Global Markets Dealt Dose Of Fear
Global markets were dealt a dose of fear Thursday, after a couple of optimistic weeks had pushed trade war and recession concerns to the back burner of the geopolitical range. The ensuing sell-off pushed energy futures to the lower end of their recent trading range, after threatening the top end of that range earlier in the week. An overnight bounce leaves prices stuck in the middle once again, with few signs that the complex is ready to make its spring break.
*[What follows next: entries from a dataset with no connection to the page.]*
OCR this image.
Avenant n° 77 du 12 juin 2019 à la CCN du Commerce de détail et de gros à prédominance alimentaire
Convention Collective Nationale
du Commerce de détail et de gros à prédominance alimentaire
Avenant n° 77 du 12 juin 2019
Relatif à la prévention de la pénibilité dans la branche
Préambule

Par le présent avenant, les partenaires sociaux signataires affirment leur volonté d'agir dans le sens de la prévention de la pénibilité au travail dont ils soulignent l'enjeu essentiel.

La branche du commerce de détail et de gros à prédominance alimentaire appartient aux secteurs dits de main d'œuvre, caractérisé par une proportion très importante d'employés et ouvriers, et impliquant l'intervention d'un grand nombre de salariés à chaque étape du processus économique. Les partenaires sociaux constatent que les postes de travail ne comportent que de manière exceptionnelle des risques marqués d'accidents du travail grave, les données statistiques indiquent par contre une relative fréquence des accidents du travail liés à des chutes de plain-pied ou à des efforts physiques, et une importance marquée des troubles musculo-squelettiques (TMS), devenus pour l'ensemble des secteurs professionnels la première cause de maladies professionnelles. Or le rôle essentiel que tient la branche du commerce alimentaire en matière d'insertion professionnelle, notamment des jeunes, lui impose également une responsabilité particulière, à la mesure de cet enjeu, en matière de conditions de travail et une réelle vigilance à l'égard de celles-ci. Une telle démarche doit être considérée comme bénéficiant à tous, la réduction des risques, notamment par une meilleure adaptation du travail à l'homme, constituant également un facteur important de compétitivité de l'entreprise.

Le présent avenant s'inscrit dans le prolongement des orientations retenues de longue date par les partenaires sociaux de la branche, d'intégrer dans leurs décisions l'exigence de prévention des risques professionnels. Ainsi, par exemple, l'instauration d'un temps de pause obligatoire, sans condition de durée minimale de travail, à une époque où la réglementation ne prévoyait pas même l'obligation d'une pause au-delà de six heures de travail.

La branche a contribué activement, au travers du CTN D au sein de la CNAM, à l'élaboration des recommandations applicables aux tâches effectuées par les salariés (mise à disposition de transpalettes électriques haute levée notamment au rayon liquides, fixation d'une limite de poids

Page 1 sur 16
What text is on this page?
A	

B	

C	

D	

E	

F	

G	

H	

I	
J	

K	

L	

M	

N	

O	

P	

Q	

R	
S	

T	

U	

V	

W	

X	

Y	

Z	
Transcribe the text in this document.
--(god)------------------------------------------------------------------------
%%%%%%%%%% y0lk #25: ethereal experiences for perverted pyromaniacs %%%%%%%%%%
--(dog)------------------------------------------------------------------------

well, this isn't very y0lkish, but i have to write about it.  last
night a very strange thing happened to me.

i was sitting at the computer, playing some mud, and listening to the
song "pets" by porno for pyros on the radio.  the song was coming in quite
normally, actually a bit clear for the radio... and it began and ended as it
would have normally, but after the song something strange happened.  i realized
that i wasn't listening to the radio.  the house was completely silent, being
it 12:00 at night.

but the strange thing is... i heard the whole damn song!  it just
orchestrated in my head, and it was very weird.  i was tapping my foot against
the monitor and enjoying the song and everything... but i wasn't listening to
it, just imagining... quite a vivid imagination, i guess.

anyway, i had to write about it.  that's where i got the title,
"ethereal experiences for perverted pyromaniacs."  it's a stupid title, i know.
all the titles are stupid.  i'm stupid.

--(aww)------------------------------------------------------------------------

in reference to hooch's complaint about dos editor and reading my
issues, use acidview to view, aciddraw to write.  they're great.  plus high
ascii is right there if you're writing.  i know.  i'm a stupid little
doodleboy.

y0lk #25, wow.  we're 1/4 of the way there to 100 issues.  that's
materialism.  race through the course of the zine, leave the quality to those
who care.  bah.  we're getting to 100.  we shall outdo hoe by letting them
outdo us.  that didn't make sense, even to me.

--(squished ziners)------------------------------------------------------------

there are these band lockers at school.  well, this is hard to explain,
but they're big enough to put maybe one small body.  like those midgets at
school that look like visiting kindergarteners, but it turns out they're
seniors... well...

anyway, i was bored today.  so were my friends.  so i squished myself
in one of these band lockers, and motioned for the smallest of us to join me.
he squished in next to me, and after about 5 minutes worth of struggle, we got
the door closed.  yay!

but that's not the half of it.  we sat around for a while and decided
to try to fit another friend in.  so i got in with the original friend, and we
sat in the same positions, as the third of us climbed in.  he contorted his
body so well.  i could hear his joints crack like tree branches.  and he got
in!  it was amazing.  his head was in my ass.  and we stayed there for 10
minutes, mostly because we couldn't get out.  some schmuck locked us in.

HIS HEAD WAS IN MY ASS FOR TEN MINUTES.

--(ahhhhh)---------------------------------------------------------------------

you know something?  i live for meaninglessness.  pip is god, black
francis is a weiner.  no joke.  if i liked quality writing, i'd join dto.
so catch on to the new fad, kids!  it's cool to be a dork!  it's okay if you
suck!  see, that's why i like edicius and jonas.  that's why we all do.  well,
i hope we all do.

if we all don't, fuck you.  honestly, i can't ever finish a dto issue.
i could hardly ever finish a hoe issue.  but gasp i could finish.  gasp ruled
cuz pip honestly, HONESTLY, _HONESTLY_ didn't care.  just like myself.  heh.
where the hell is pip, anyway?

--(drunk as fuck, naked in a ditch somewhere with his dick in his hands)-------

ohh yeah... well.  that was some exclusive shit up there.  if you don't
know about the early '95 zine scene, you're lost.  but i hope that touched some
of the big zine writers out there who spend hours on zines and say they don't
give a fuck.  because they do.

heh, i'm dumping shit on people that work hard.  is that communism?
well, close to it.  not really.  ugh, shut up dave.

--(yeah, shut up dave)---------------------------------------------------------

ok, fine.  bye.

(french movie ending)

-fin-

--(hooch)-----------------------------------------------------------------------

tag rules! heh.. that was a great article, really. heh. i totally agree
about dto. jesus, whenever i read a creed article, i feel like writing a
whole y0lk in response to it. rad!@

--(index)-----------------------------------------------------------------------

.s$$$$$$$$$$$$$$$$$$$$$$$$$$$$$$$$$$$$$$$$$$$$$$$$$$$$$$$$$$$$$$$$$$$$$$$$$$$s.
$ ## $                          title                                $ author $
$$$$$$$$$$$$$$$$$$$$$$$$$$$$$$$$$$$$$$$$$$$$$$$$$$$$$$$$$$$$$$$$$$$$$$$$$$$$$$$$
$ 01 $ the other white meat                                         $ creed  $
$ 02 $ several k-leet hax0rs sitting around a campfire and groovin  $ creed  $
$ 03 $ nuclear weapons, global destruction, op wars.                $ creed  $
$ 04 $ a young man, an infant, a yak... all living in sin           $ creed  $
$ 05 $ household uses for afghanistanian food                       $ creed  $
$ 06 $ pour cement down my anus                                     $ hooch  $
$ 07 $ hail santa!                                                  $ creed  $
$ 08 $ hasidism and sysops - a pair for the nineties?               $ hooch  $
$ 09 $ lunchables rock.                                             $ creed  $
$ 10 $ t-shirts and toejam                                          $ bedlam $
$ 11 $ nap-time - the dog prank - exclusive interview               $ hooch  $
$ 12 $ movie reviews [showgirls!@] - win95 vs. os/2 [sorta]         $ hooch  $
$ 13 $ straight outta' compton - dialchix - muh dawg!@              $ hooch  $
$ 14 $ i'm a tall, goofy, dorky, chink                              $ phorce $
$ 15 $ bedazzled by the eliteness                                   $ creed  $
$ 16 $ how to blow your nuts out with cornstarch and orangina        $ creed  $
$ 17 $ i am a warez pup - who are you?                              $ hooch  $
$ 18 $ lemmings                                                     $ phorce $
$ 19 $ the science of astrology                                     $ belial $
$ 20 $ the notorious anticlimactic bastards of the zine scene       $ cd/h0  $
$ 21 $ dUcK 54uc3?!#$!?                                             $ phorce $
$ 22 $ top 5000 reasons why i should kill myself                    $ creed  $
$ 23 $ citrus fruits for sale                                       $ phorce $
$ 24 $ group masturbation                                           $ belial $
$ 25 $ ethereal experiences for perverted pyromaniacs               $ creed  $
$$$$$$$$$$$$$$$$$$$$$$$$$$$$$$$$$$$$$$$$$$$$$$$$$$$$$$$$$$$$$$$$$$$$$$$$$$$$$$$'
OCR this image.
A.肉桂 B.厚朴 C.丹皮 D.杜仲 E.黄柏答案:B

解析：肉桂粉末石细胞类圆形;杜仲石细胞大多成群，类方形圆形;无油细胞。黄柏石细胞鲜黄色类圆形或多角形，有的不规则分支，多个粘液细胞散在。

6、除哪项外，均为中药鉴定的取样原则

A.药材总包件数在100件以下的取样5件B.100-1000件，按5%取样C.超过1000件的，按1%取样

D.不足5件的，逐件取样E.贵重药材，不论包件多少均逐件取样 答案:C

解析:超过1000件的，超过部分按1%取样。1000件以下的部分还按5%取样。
A step backward in US-China trade talks seemed to spook stock markets around the globe Thursday, and with the equity/energy asset classes still showing a strong correlation, it wasn’t long until that selling spilled over into oil and refined products. As stocks reached their lows for the day, WTI was down more than $2/barrel and gasoline prices were down more than 6 cents. Both asset classes were able to bounce in the afternoon, and roughly halve their losses on the day.
Never let a good crisis go to waste: PDVSA is trying to use the new sanctions levied by the US as justification to overturn the ruling that would allow Crystallex to seize control (and likely create an auction for) Citgo’s shares. Citgo meanwhile continues to quietly weather the storm, operating its refineries and other downstream assets in a business-as-usual manner.
Energy took center stage in Congress this week as Senators proposed a bill to sue OPEC for colluding with Russia, while a proposal known as the “Green New Deal” was proposed in the House. While the broad proposal to overhaul energy in the US (among many other things) isn’t being taken too seriously just yet, it is an early warning shot that we’re in for 2 years of politicians debating the future of our industry as the 2020 elections approach.